Jorn from Norway sent in this great looking Seamaster Chronograph. It has the not so common calibre 1040, which is only very loosely based on the 321. This is one of Omegas most elaborate chronograph movements, with the following features:
- 60 minute central minute recorder placed under the minute hand, moving continually
- 12 hour recorder at 6 o’clock, turning continually
- sub-second hand at 9 o’clock
- 24 hour indicator at 9 o’clock
- automatic winder
The bottom plate is an entirely different beast, though. There is a little bit of clear plastic debris at 2o’clock close to the centre.
With both sub-plates removed, we can now see the clutch mechanism for the minute recorder.
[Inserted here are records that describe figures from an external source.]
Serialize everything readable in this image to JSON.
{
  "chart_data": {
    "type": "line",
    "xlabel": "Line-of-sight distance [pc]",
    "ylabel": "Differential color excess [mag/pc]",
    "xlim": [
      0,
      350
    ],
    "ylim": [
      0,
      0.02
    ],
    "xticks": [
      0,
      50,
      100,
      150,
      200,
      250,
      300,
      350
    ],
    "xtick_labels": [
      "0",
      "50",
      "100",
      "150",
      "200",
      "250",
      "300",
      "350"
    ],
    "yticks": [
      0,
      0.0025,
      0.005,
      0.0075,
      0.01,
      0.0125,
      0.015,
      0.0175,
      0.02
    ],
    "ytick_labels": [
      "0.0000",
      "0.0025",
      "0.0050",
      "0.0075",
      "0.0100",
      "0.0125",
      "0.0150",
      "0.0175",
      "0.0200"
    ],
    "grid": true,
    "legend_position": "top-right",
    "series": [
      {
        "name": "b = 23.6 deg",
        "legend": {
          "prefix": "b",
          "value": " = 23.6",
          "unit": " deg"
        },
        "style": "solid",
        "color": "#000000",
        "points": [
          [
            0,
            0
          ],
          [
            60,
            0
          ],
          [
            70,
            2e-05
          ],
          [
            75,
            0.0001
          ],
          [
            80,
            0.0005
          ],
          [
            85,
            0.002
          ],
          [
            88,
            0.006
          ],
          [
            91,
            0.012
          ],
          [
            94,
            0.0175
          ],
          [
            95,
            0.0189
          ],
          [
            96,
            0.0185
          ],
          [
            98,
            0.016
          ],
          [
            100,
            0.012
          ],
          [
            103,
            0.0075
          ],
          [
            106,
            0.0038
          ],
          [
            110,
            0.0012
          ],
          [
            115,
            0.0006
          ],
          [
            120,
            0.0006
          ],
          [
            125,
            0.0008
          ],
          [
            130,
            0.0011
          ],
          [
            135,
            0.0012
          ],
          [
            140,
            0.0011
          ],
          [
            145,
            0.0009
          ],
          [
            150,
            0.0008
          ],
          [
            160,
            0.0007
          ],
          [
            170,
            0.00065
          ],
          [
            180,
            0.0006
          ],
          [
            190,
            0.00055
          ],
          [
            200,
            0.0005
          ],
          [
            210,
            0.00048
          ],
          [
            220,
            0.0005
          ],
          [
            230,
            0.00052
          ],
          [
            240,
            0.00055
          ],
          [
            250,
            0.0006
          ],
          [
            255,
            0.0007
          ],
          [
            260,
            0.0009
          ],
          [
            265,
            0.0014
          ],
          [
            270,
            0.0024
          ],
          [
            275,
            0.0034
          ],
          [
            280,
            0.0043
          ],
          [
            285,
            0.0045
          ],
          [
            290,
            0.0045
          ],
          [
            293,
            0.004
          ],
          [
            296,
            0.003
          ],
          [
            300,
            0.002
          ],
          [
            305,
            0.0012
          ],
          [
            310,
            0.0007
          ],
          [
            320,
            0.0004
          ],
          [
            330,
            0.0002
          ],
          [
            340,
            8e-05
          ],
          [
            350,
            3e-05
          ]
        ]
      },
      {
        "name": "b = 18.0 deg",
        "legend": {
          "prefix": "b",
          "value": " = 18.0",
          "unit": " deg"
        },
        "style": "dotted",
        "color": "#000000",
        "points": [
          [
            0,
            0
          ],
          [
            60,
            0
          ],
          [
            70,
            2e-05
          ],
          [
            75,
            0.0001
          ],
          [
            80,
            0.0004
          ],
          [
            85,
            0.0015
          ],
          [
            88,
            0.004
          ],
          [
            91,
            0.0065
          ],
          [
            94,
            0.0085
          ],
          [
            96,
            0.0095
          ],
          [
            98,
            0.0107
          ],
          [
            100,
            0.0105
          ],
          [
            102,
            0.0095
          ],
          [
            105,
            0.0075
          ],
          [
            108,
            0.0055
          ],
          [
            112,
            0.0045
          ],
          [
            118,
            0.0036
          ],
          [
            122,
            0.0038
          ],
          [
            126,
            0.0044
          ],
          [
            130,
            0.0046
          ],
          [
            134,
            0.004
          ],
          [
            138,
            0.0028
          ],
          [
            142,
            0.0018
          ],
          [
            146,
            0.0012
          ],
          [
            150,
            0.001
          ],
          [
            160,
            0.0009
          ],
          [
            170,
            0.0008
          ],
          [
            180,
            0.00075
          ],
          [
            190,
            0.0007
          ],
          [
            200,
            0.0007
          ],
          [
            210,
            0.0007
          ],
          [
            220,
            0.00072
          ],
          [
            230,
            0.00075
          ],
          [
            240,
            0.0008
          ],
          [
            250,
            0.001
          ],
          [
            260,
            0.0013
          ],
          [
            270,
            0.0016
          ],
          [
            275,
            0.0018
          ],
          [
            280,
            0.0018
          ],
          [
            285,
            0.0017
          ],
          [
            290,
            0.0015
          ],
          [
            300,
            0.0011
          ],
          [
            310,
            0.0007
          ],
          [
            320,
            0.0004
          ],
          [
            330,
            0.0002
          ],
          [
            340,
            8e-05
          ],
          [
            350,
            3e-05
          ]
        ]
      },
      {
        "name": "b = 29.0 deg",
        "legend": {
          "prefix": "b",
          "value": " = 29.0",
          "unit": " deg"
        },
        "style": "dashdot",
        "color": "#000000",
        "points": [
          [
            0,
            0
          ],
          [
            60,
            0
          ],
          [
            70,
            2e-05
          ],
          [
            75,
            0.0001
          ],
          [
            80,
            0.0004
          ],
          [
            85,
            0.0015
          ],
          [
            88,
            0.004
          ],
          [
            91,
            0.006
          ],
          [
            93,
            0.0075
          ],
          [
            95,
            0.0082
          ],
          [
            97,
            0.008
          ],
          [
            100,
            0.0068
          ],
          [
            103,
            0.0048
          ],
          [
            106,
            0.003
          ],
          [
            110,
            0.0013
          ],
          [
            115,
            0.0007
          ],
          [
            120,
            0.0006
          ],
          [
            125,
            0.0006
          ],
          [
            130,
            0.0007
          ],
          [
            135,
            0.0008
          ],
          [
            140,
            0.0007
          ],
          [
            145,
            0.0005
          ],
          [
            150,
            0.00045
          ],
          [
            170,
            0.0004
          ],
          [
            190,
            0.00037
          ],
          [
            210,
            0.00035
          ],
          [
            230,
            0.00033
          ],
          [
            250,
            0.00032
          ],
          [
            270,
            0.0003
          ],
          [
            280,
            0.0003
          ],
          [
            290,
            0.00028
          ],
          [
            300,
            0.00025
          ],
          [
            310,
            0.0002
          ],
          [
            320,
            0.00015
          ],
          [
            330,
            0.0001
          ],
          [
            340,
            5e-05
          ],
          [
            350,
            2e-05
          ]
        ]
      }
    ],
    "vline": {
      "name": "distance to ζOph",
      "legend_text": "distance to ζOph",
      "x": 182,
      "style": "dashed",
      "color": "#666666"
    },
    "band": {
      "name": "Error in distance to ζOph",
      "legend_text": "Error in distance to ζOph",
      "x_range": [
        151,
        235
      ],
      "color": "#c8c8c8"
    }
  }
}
The minute hand and the minute recorder are coupled together with a friction clutch. In normal, non-chrono operation, the minute recorder is blocked by the two big levers with springs, that press against it to keep in on 0 position. When the chronograph is started, the piece in the middle is pulled down, thus releasing the two levers that brake the recorder, and it starts moving together with the minute hand.
This looks familiar, as a lot of elements are taken from the 321. But there are distinct differences. The escape wheel doesn’t have a cock of its own, but is held by the wheel bridge. The round opening at 5 o’clock is for the auto winder reverser wheel, which has a planetary wheel construction to allow winding in both directions. This is a quite unique and smart construction, and for a retrofitted auto winder, a great solution.
I clean the case, polish the crystal, take apart the pushers and put in new gaskets, and case the movement, and we’re back in business.